In ambito jazz fa parte di numerose formazioni con diversi organici. È stato membro fondatore del Late Train Trio, che proponeva una rilettura contemporanea di songs degli anni ’20 e ’30, con un’attenzione particolare ad autori come Duke Ellington, Louis Armstrong e Fats Waller.
È stato membro del Name Urge Quartet, una formazione diretta dal sassofonista e compositore Giuseppe Santangelo, che proponeva un repertorio interamente dedicato a composizioni originali. Ha realizzato con
diversi collaboratori concerti monografici dedicati alle musiche di Cole Porter, George Gershwin, Thelonious Monk e Wayne Shorter.
Con Augusta Trebeschi e Paolo Cavagnini costituisce un trio che i propone un repertorio di evergreen jazz e pop arrangiato in chiave acustica. Nell’ambito della musica leggera e d’autore ha collaborato in diverse formazioni: in duo, con il chitarrista Paolo Cavagnini, si dedica alla rilettura di canzoni del cantautorato italiano. Ha fatto parte di gruppi dedicati alle canzoni di Fabrizio De André e di Francesco Guccini.
Dal 2006 collabora con Barbara Mino come pianista in progetti di promozione culturale e invito alla lettura, con improvvisazioni, musiche appositamente composte e rielaborazioni di colonne sonore.
Molto attivo anche nel teatro musicale, dal 2008 collabora con l’attore Antonello Cassinotti nello spettacolo “Pinocchio REadyMADE” una rilettura in chiave radiofonica del celebre testo di Collodi, abbinata a musiche interamente improvvisate al pianoforte solo. Nel 2015 inizia la collaborazione con Giuseppe Goisis realizzando le musiche per “Eroi”, un racconto fatto di testi e musica. Sempre con Giuseppe Goisis ha realizzato le musiche per “QSiN”, adattamento teatrale di un testo di Tommy Wieringa.

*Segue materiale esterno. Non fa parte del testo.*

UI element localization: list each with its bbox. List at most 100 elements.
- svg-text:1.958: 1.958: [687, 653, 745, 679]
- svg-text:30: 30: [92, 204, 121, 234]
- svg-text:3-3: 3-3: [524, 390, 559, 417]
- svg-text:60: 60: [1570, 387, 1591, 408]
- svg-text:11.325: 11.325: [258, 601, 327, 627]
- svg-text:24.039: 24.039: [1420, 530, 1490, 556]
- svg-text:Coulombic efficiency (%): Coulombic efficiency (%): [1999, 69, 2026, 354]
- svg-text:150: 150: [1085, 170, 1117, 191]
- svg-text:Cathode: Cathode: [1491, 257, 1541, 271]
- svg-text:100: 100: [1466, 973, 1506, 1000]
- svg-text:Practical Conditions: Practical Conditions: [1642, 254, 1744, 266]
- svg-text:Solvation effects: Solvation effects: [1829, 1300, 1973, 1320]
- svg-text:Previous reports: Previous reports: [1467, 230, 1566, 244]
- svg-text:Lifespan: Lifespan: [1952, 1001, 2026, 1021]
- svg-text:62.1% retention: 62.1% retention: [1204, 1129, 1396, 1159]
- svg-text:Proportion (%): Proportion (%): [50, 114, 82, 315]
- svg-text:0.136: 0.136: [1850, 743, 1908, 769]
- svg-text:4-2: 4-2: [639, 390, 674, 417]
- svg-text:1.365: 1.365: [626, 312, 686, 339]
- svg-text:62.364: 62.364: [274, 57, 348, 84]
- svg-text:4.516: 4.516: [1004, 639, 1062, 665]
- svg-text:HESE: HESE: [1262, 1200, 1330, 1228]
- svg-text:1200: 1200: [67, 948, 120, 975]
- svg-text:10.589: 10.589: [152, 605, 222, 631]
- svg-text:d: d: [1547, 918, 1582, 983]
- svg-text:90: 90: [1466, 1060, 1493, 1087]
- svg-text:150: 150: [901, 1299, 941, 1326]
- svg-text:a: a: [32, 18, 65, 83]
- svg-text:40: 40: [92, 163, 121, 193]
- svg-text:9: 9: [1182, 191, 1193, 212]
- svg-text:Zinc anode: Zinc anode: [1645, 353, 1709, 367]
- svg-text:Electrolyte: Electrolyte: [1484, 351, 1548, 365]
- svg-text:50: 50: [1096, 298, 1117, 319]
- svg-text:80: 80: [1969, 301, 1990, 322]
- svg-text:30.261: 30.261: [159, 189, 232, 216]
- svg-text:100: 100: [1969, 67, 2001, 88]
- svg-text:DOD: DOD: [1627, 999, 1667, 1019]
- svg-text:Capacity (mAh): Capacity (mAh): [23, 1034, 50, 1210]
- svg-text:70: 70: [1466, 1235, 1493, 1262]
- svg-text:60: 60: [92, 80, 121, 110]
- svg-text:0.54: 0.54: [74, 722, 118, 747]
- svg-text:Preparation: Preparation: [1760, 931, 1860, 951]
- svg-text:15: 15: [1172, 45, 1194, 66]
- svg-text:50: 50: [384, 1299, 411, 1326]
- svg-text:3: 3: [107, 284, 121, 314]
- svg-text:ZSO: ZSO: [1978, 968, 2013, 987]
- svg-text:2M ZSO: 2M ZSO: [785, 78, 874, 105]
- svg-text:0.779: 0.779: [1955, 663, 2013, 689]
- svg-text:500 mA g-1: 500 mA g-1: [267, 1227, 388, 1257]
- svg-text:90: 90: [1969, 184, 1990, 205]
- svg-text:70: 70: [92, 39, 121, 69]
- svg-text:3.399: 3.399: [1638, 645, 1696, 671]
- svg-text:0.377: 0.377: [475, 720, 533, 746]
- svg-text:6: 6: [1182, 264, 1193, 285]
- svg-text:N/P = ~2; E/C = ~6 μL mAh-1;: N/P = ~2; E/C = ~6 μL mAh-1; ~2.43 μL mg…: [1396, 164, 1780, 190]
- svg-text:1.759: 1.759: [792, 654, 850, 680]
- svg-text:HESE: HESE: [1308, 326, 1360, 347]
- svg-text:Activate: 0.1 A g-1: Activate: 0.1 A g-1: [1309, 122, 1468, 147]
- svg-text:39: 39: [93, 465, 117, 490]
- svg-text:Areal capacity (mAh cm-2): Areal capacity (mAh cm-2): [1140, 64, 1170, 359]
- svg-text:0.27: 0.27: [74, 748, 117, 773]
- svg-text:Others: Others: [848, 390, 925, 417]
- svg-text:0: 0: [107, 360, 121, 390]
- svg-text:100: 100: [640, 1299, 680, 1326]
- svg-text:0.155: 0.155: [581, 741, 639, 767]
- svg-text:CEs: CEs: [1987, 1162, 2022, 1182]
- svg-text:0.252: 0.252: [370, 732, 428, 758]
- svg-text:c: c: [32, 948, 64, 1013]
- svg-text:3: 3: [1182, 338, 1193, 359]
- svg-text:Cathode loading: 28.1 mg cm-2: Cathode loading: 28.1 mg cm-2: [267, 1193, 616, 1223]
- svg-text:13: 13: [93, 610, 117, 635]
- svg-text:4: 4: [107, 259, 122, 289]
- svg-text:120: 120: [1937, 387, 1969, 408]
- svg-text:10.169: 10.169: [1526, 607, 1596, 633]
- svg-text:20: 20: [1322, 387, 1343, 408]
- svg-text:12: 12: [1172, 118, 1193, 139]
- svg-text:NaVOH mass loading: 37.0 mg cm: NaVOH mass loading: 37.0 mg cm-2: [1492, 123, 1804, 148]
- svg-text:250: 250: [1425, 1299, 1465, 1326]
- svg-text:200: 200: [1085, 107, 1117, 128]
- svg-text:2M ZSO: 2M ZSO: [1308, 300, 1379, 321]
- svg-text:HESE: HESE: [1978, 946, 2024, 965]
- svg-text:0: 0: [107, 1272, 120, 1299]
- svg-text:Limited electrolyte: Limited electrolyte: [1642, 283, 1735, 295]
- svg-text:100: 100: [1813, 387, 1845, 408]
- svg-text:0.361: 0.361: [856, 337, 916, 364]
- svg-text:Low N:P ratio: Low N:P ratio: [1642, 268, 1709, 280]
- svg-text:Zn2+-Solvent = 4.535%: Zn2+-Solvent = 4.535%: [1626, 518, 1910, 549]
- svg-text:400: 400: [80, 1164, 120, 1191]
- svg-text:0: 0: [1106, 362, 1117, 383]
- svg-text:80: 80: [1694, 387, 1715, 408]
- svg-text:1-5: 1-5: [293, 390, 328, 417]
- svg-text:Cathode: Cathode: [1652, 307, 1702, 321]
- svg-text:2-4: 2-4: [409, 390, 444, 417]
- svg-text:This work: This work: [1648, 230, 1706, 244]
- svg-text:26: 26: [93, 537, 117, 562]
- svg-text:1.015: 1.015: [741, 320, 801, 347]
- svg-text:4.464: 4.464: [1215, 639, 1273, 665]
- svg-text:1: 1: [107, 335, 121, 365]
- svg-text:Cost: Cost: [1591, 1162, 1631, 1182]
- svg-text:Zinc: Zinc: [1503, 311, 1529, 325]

Nel 2020 ha scritto e interpretato le musiche per l’adattamento di “Oscar e la dama in rosa” per la compagnia Teatrale Forest con la regia di Andrea Frati. Ha inoltre scritto, curato e partecipato alla realizzazione di musiche per diversi altri spettacoli teatrali, tra cui “Oh, che bella guerra!…” di Costanzo Gatta e “Le avventure dell’ingegnoso ed errante cavaliere Don Chisciotte della Mancia” di Angelo Facchetti per il Centro Teatrale Bresciano, “Alla ricerca di Ulisse” di Angelo Facchetti – una produzione congiunta CTB e Teatro Telaio; “Abbracci” e “Nido” di Angelo Facchetti per il Teatro Telaio; “Attorno al concetto di colore” per SlowMachine con Elena Strada e la supervisione di Rajeev Badhan; “Rivista… e corretta!” di Luciano Bertoli; “La guerra di Mario” di Stefano Corsini.
Da diversi anni affianca all’attività concertistica anche un’intensa attività didattica.